Packing graphs, large and small

Julia Böttcher, The London School of Economics and Political Science

Graph packing is an area in discrete mathematics that has seen swift and exciting progress in the last decade, with a number of breakthrough results and the development of an array of important new techniques. In this talk I will introduce this area and its motivation, survey some of the classic and some of the new results, and point out a number of ideas that were crucial for recent advances.

Thursday, 10:30

Model Order Reduction and Learning for PDE Constrained Optimization and Inverse Problems

Mario Ohlberger, University of Münster

Model order reduction for parameterized partial differential equations is a very active research area that has seen tremendous development in recent years from both theoretical and application perspectives. A particular promising approach is the reduced basis method that relies on the approximation of the solution manifold of a parameterized system by tailored low dimensional approximation spaces that are spanned from suitably selected particular solutions, called snapshots.
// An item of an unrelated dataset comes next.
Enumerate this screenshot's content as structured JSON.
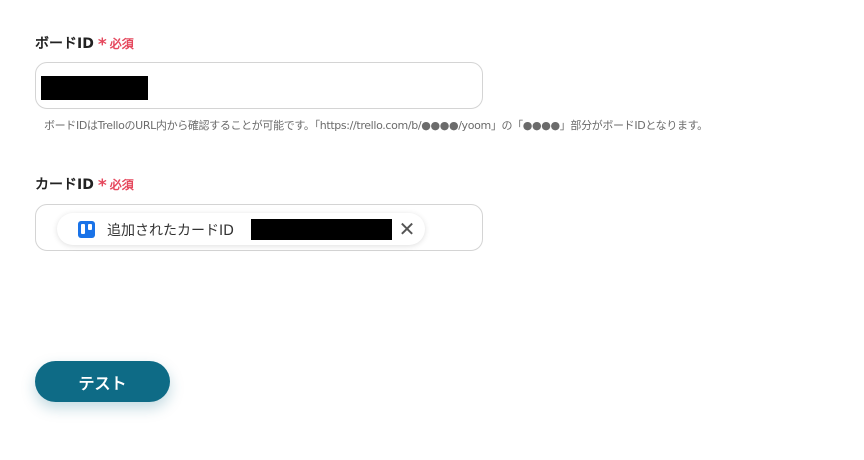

With speedups that can reach several orders of magnitude, reduced basis methods enable high fidelity real-time simulations for certain problem classes and dramatically reduce the computational costs in many-query applications. While the „online efficiency“ of these model reduction methods is very convincing for problems with a rapid decay of the Kolmogorov n-width, there are still major drawbacks and limitations. Most importantly, the construction of the reduced system in a so called „offline phase“ is extremely CPU-time and memory consuming for large scale systems. For practical applications, it is thus necessary to derive model reduction techniques that do not rely on a classical offline/online splitting but allow for more flexibility in the usage of computational resources. In this talk we focus on learning based reduction methods in the context of PDE constrained optimization and inverse problems and evaluate their overall efficiency. We discuss learning strategies, such as adaptive enrichment as well as a combination of reduced order models with machine learning approaches in the contest of time dependent problems. Concepts of rigorous certification and convergence will be presented, as well as numerical experiments that demonstrate the efficiency of the proposed approaches.